Savannah soltó una carcajada ante el seductor brillo de sus ojos.

– Qué presuntuoso eres.

– Me lo merezco.

Sonriendo tímidamente, ella no pudo por menos que darle la razón.

– Supongo que sí.

Volvió a quedarse sin aliento cuando los dedos de Travis exploraron su pezón bajo la seda. Con la otra mano la tomó de la nuca, dispuesto a besarla.

Cuando los labios de ambos se fundieron, Savannah sintió un delicioso calor extendiéndose por todo su cuerpo, nublando sus sentidos. Travis gimió mientras enterraba la boca en su cuello. El endurecido pezón le rozaba la palma. Podía sentirla estremecerse bajo su contacto. Ansiaba desesperadamente hacerle el amor, olvidar la tensión de esos dos días sumergiéndose en su cuerpo.

Cerró los ojos con fuerza y la besó casi con furia.

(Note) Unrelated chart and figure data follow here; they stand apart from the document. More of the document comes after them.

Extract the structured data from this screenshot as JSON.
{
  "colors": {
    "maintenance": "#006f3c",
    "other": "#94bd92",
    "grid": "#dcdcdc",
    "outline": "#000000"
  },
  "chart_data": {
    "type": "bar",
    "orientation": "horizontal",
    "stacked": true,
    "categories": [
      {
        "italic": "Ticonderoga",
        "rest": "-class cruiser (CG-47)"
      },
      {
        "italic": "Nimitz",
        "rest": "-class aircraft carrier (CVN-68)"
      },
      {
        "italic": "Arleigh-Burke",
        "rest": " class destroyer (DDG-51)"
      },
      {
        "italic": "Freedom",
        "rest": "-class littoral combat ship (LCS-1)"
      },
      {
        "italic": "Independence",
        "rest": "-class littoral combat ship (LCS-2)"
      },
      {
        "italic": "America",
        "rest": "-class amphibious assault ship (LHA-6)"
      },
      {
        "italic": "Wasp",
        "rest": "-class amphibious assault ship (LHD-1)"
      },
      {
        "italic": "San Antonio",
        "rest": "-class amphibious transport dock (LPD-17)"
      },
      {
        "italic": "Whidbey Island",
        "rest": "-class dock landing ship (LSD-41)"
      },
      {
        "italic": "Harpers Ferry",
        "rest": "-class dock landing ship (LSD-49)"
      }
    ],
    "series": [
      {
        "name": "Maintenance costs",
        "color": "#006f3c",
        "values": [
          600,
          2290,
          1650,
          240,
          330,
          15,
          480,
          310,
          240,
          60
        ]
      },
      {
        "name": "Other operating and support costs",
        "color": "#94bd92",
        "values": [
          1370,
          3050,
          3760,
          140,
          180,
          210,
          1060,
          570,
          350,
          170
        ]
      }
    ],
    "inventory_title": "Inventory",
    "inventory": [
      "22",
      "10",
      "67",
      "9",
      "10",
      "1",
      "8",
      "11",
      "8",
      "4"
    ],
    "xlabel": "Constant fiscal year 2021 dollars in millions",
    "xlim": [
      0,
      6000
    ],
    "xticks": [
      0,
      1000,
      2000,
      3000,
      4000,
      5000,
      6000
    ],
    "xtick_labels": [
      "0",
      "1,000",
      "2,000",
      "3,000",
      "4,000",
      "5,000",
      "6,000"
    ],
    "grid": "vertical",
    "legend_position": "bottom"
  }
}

– Ámame -insistió. Ansiaba no pensar en nada más que en la mujer a la que estaba abrazando, en el aroma de su pelo, en el sabor de su piel-. Hazme el amor hasta que nos olvidemos del mundo…

El gemido de respuesta de Savannah fue todo el estímulo que necesitaba. Sin pronunciar otra palabra, la levantó en brazos y la subió hasta el dormitorio.

Después de depositarla suavemente sobre la cama, se dedicó a observarla, embebiéndose de cada curva de su cuerpo. La seda rosa de su camisón brillaba en la oscuridad. Bajo la tela, sus pezones se mantenían erectos. Su melena de ébano se derramaba sobre la blanca almohada, enmarcando su rostro. Un leve rubor coloreaba su piel aterciopelada. La anhelante mirada de sus ojos azules parecía penetrarle hasta el alma.